Don Stark and David Stone are the co-founders of the Turks and Caicos Reef Fund. As visitors to the Turks and Caicos Islands (TCI), which is a British Overseas Territory, for many years and part-time residents for the past several years, both Don and David have seen firsthand the challenges to the marine environment that the Turks and Caicos Islands face such as over-fishing and the impact of major new commercial developments. The TCI Government is doing what it can through the Department of Environment & Maritime Affairs (DEMA), which is also referred to as the Department of Environment and Coastal Resources. The TC Reef Fund supplements and complements those efforts.

==Fund Raising Initiatives in Support of Projects==
The projects are intended to help educate, protect and monitor the health of the Turks and Caicos Islands' environment, especially coral reefs and their inhabitants around the Turks and Caicos Islands.

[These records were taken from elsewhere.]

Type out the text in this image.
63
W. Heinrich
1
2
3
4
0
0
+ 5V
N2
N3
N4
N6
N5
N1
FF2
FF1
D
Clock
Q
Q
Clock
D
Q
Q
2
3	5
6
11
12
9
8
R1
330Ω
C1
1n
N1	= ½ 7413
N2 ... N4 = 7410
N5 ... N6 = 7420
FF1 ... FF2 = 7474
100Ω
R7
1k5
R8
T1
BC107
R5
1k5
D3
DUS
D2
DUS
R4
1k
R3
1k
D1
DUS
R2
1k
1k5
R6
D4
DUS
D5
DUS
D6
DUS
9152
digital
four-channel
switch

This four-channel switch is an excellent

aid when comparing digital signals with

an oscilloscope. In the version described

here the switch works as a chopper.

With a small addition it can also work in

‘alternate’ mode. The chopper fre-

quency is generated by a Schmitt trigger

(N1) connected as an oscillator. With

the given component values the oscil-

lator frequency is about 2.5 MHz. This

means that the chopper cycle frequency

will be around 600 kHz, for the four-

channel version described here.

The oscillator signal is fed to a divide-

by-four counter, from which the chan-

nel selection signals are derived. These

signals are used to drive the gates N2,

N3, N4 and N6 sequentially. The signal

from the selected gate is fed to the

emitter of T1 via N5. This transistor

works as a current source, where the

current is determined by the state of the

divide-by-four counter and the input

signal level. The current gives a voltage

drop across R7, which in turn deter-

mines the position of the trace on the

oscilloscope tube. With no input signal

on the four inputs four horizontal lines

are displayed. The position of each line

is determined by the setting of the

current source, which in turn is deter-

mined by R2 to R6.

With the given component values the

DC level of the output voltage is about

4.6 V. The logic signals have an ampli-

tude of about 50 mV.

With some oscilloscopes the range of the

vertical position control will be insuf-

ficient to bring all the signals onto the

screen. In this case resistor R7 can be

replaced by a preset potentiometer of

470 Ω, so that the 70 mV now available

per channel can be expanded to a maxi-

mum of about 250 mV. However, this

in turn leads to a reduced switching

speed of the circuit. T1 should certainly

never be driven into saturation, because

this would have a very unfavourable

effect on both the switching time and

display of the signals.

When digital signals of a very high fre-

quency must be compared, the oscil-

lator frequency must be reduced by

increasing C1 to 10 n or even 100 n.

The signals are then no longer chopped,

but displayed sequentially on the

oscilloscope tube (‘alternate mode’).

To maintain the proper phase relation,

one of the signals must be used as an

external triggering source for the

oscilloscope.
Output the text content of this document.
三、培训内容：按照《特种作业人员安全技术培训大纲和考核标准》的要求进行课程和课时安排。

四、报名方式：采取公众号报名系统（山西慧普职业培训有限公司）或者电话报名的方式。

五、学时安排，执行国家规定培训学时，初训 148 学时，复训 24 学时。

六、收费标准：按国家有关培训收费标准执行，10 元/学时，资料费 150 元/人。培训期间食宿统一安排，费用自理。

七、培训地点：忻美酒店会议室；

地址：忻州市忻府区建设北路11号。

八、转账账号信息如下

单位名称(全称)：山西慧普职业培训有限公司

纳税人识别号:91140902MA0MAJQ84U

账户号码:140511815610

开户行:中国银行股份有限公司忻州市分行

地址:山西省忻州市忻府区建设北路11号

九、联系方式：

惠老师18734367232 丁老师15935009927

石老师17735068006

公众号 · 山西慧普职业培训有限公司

| Date | Project | Description | Partners |
| 2010 | BCD Tags and bracelets | Scuba divers can purchase tags or bracelets as a means of supporting the TC Reef Fund and collect memorabilia of their experience in TCI. | Aqua TCI, Big Blue Unlimited, Blue Water Divers, Bohio Dive Resort, Caribbean Cruisin', Club Med, Dive Provo, Flamingo Divers, Grand Turk Diving, Oasis Divers, Provo Turtle Divers, Salt Cay Divers, Turks & Caicos Aggressor II, Turks & Caicos Explorer II, The Unicorn Book Store |
| 2012 | Dive Boat Mooring Project | Installation and maintenance of scuba dive boat, snorkel boat, and yacht moorings throughout the TCI under the terms of a Memorandum of Understanding with the Department of Environment and Coastal Affairs (DECR). DECR is the local governmental agency responsible for maintaining the marine protected areas in the TCI as well as all other environmental issues. As of September 2015, the Turks & Caicos Reef Fund has installed -67 proper sea floor anchors and mooring lines for dive boat moorings -16 snorkel boat moorings -5 yacht moorings (21 of the dive moorings and all snorkel and yacht moorings are brand new dive sites). Link to Dive Site Summary List. || |
| 2012 | TCI Dolphin Defense Fund | Create a Dolphin Sanctuary and Rehabilitation Centre to provide a home to the dolphins who are being retired from entertaining the public. This place will be available to retrain the dolphins to live back in the wild, or to stay in a comfortable and natural location for the remainder of their lives. "There is about as much educational benefit to be gained in studying dolphins in captivity as there would be studying mankind by only observing prisoners held in solitary confinement." – Jacques Cousteau |  |
| 2014 | Adopt a Coral Program | Individuals can adopt a coral fragment for 50USD that has been rescued from a damaged area on the TCI reef (from storms or boat damage). The fragment is cared for in a special coral nursery until it is large enough to be transplanted back onto the local reefs. This is part of the Coral Preservation and Restoration Program (Reef CPR). Participants receive adoption papers |  |
| 2016 | Report a Lionfish | In an effort to track the Lionfish invasion around TCI, scuba divers and snorkelers are asked to report sightings. Reporting Page. |  |
| 2016 | RESCQ: Restoration of Ecosystem Services and Coral Reef Quality | This 3 year project (RESCQ: Restoration of Ecosystem Services and Coral Reef Quality) is funded by the EU through the Best 2.0 Programme, with a co-funding from the Dutch Ministry of Economic Affairs. Through collaborative efforts, the partners will seek to restore coral reefs on St Maarten, Saba, St Eustatius and Turks and Caicos Islands. The project will restore Elkhorn (Acropora palmata) and Staghorn (A. cervicornis) coral reef zones by establishing a coral nursery on each of the four islands to grow coral fragments and transplantation at selected restoration sites | IMARES Wageningen UR, Saba Conservation Foundation, Stenapa St Eustatius, and the Turks & Caicos Reef Fund. |

==Partnerships==
The UK Overseas Territories Conservation Forum (UKOTCF) is a UK-based non-governmental organisation which promotes coordinated conservation in the UK Overseas Territories and Crown Dependencies (UKOTs and CDs). It is a not-for-profit organisation supported by grants, donations and subscriptions, and a registered charity and company.